Paylaş
Merkez Bankası’nın likiditeyi önemli ölçüde kısmasına rağmen, kurlardaki artış durdurulamıyor.
Bu satırlar yazılırken ABD doları 2.3350 TL’ya kadar çıkmıştı. Buna bağlı olarak da hem faizde yukarı seyir, hem de hisse senedi piyasalarında gerileme devam ediyordu.
Piyasa uzmanları yaşanan bu harekette ağırlığın Fed kararlarına ilişkin beklenti olduğunu söylediler. Dünya piyasalarının son dönemde epeyce iyileşen ABD ekonomisine ilişkin veriler karşısında, hep birlikte “Fed faiz artırım kararını öne çekebilir” havasına girdiğini kaydeden bankacılar, sadece TL değil tüm ulusal para birimlerinin ABD doları karşısında değer kaybettiğinin altını çizdiler. Piyasa uzmanları TL’deki dolar karşısındaki gerilemenin diğer ülke para birimleriyle paralel gittiğini, bazı para birimlerine göre daha iyi bile olduğunu söylediler.
Küresel piyasalara ilişkin olarak yapılan yorumlarda benzerlik olduğunu kaydeden bir bankacı, “Önemli banka iktisatçıları, ABD ekonomisine ilişkin tüm verilerin canlanmayı ispat ettiğini belirtiyorlar. Daha önce faiz artış kararı için ayrıca enflasyonun kıpırdanmasına bakmak gerektiği belirtenler bile, son yorumlarında bu kadar iyileşmeden sonra artık enflasyona bakılmaz, enflasyon zaten yükselmeye başlar yorumları yapmaya başladılar” dedi. Yani Fed’in enflasyon daha önce açıklandığı gibi, yukarı çıkmasa bile, artık faiz kararını netleştireceği havası piyasalara hakim olmaya başladı.
Peki, iç piyasadaki son hareketlerin tümü Fed kararına ilişkin beklentiden mi kaynaklanıyor? İşsizlik verisi çok kötü geldi, bütçe rakamları genelde sapma olmadığı biçiminde algılansa bile, harcama artışı gelir artışının üzerine çıktı, bunlar piyasayı etkilemiyor mu? Ya da siyasi atmosferin son operasyon nedeniyle iyice karıştığı görülüyor, basına dönük operasyonlara karşı AB ve ABD’den kuvvetli tepkiler geliyor, bunların da piyasa hareketlerinde etkisi var mı?
ÇIPASIZ BİR EKONOMİ
Bankacılar bu sorulara yanıt olarak, dünkü hareketin geçen hafta sonlarındaki hareketin bir devamı olduğunu hatırlatıyorlar. Bankacıların hemen hepsi, diğer faktörlerin de küçük etkiler yapmış olabileceğini ancak piyasadaki bozulmada ağırlıklı etkinin Fed faiz kararına ilişkin oluşan beklenti olduğunu söylüyor.

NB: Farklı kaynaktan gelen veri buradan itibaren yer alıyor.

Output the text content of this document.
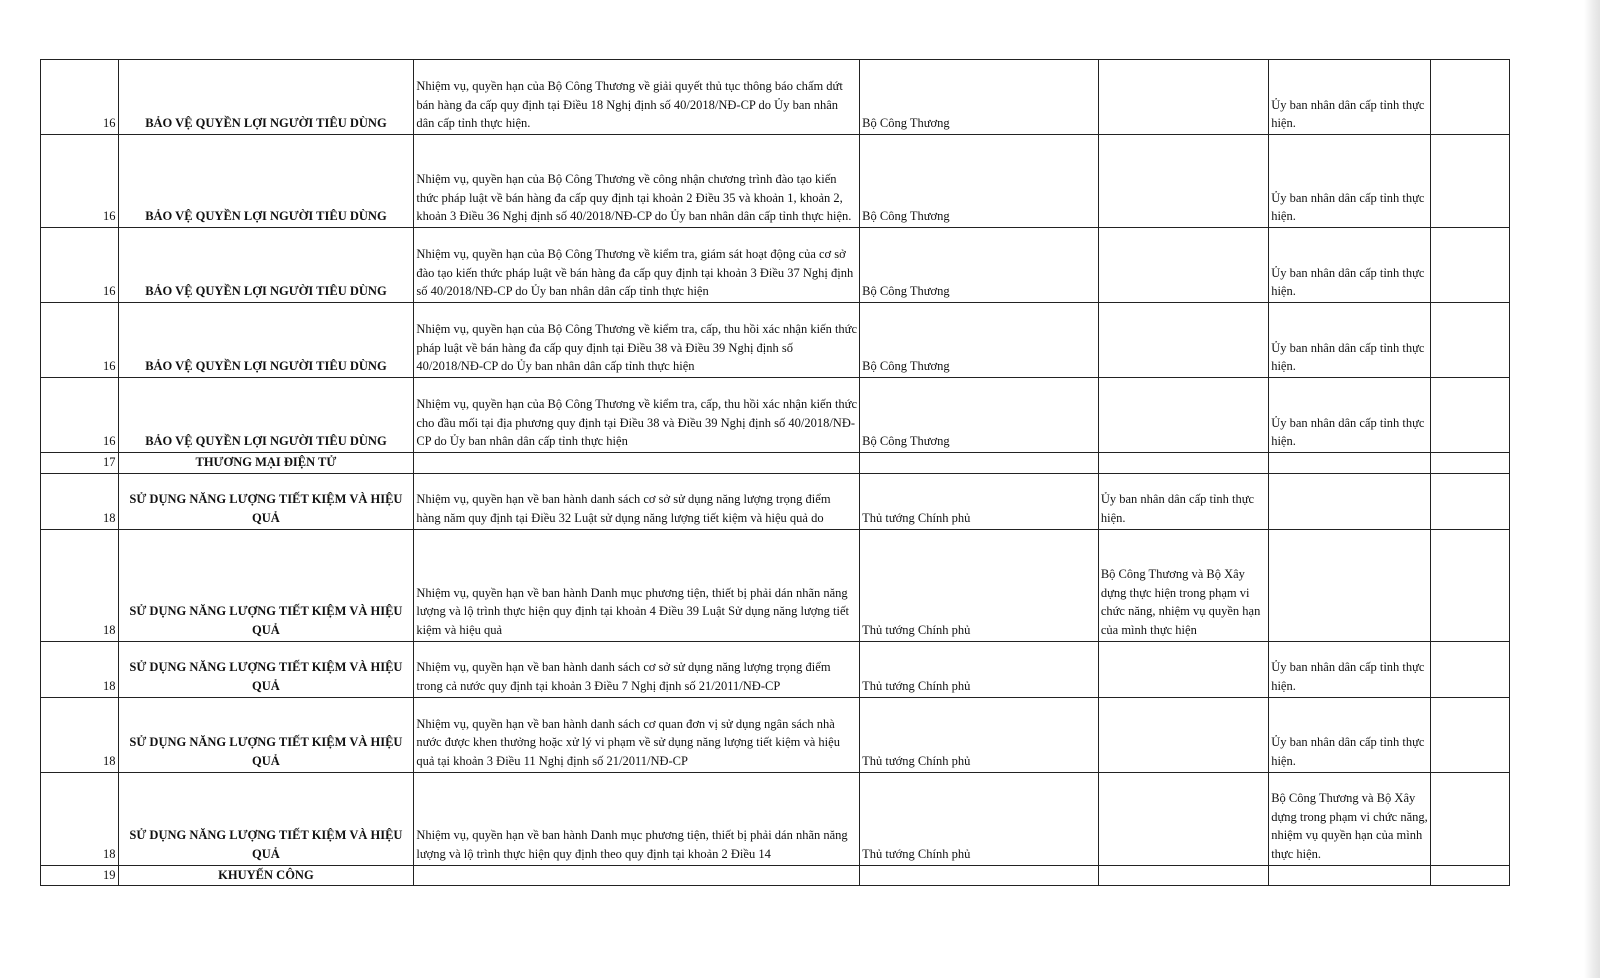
16	BẢO VỆ QUYỀN LỢI NGƯỜI TIÊU DÙNG	Nhiệm vụ, quyền hạn của Bộ Công Thương về giải quyết thủ tục thông báo chấm dứt bán hàng đa cấp quy định tại Điều 18 Nghị định số 40/2018/NĐ-CP do Ủy ban nhân dân cấp tỉnh thực hiện.	Bộ Công Thương		Ủy ban nhân dân cấp tỉnh thực hiện.	
16	BẢO VỆ QUYỀN LỢI NGƯỜI TIÊU DÙNG	Nhiệm vụ, quyền hạn của Bộ Công Thương về công nhận chương trình đào tạo kiến thức pháp luật về bán hàng đa cấp quy định tại khoản 2 Điều 35 và khoản 1, khoản 2, khoản 3 Điều 36 Nghị định số 40/2018/NĐ-CP do Ủy ban nhân dân cấp tỉnh thực hiện.	Bộ Công Thương		Ủy ban nhân dân cấp tỉnh thực hiện.	
16	BẢO VỆ QUYỀN LỢI NGƯỜI TIÊU DÙNG	Nhiệm vụ, quyền hạn của Bộ Công Thương về kiểm tra, giám sát hoạt động của cơ sở đào tạo kiến thức pháp luật về bán hàng đa cấp quy định tại khoản 3 Điều 37 Nghị định số 40/2018/NĐ-CP do Ủy ban nhân dân cấp tỉnh thực hiện	Bộ Công Thương		Ủy ban nhân dân cấp tỉnh thực hiện.	
16	BẢO VỆ QUYỀN LỢI NGƯỜI TIÊU DÙNG	Nhiệm vụ, quyền hạn của Bộ Công Thương về kiểm tra, cấp, thu hồi xác nhận kiến thức pháp luật về bán hàng đa cấp quy định tại Điều 38 và Điều 39 Nghị định số 40/2018/NĐ-CP do Ủy ban nhân dân cấp tỉnh thực hiện	Bộ Công Thương		Ủy ban nhân dân cấp tỉnh thực hiện.	
16	BẢO VỆ QUYỀN LỢI NGƯỜI TIÊU DÙNG	Nhiệm vụ, quyền hạn của Bộ Công Thương về kiểm tra, cấp, thu hồi xác nhận kiến thức cho đầu mối tại địa phương quy định tại Điều 38 và Điều 39 Nghị định số 40/2018/NĐ-CP do Ủy ban nhân dân cấp tỉnh thực hiện	Bộ Công Thương		Ủy ban nhân dân cấp tỉnh thực hiện.	
17	THƯƠNG MẠI ĐIỆN TỬ					
18	SỬ DỤNG NĂNG LƯỢNG TIẾT KIỆM VÀ HIỆU QUẢ	Nhiệm vụ, quyền hạn về ban hành danh sách cơ sở sử dụng năng lượng trọng điểm hàng năm quy định tại Điều 32 Luật sử dụng năng lượng tiết kiệm và hiệu quả do	Thủ tướng Chính phủ	Ủy ban nhân dân cấp tỉnh thực hiện.		
18	SỬ DỤNG NĂNG LƯỢNG TIẾT KIỆM VÀ HIỆU QUẢ	Nhiệm vụ, quyền hạn về ban hành Danh mục phương tiện, thiết bị phải dán nhãn năng lượng và lộ trình thực hiện quy định tại khoản 4 Điều 39 Luật Sử dụng năng lượng tiết kiệm và hiệu quả	Thủ tướng Chính phủ	Bộ Công Thương và Bộ Xây dựng thực hiện trong phạm vi chức năng, nhiệm vụ quyền hạn của mình thực hiện		
18	SỬ DỤNG NĂNG LƯỢNG TIẾT KIỆM VÀ HIỆU QUẢ	Nhiệm vụ, quyền hạn về ban hành danh sách cơ sở sử dụng năng lượng trọng điểm trong cả nước quy định tại khoản 3 Điều 7 Nghị định số 21/2011/NĐ-CP	Thủ tướng Chính phủ		Ủy ban nhân dân cấp tỉnh thực hiện.	
18	SỬ DỤNG NĂNG LƯỢNG TIẾT KIỆM VÀ HIỆU QUẢ	Nhiệm vụ, quyền hạn về ban hành danh sách cơ quan đơn vị sử dụng ngân sách nhà nước được khen thưởng hoặc xử lý vi phạm về sử dụng năng lượng tiết kiệm và hiệu quả tại khoản 3 Điều 11 Nghị định số 21/2011/NĐ-CP	Thủ tướng Chính phủ		Ủy ban nhân dân cấp tỉnh thực hiện.	
18	SỬ DỤNG NĂNG LƯỢNG TIẾT KIỆM VÀ HIỆU QUẢ	Nhiệm vụ, quyền hạn về ban hành Danh mục phương tiện, thiết bị phải dán nhãn năng lượng và lộ trình thực hiện quy định theo quy định tại khoản 2 Điều 14	Thủ tướng Chính phủ		Bộ Công Thương và Bộ Xây dựng trong phạm vi chức năng, nhiệm vụ quyền hạn của mình thực hiện.	
19	KHUYẾN CÔNG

Bir bankacı bu soruya yanıt olarak “Şöyle diyeyim; içeriye ilişkin diğer kötü haberler gelmeseydi de, dolar kuru 2.3350 yerine örneğin 2.3250 olurdu, yani bu kadar küçük bir etki” dedi. Diğer etkilerin başında da çok yüksek çıkan işsizlik oranı ve dolayısıyla büyüme oranlarındaki gerilemenin geldiğini söyledi.

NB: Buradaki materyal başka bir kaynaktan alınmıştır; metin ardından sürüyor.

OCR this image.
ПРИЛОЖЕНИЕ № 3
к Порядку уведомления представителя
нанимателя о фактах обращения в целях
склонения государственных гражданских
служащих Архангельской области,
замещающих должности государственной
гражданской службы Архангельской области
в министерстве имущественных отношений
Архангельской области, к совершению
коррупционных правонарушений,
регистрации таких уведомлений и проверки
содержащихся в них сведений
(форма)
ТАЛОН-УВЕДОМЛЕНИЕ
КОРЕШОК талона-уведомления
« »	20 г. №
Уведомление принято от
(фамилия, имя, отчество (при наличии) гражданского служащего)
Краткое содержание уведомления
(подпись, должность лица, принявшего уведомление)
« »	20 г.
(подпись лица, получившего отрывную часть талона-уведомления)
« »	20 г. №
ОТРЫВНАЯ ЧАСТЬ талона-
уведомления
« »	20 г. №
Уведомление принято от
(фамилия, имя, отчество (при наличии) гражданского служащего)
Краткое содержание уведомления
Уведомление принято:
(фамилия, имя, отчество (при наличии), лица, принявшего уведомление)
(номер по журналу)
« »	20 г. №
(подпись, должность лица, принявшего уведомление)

Siyasi gelişmelere ve operasyonlara ilişkin olarak ise, “Piyasaların bunlardan etkilendiğini söylemenin zor olduğunu” yanıtını verdi.
Bununla birlikte, “Merkez Bankası’nın bu ayki Para Politikası Kurulu toplantısında, bu seyir devam ettiği sürece, bir faiz indirim kararı alamayacağı” noktasında da hemen herkes hemfikir olmaya başladığı gözleniyor.
Özetle; siyasette ya da dış politikada önemli olumsuzluklar yaşanmasa bile, Türkiye ekonomisi “dalgalanmaya açık çıpasız bir görüntü” veriyor. Ancak hemen benimsenecek yapısallar devreye girerse biraz çıpa görevi görebilir.
Bu kırılgan ortamda iç ve dış siyaset karışırsa, işte o zaman istikrar zora girer.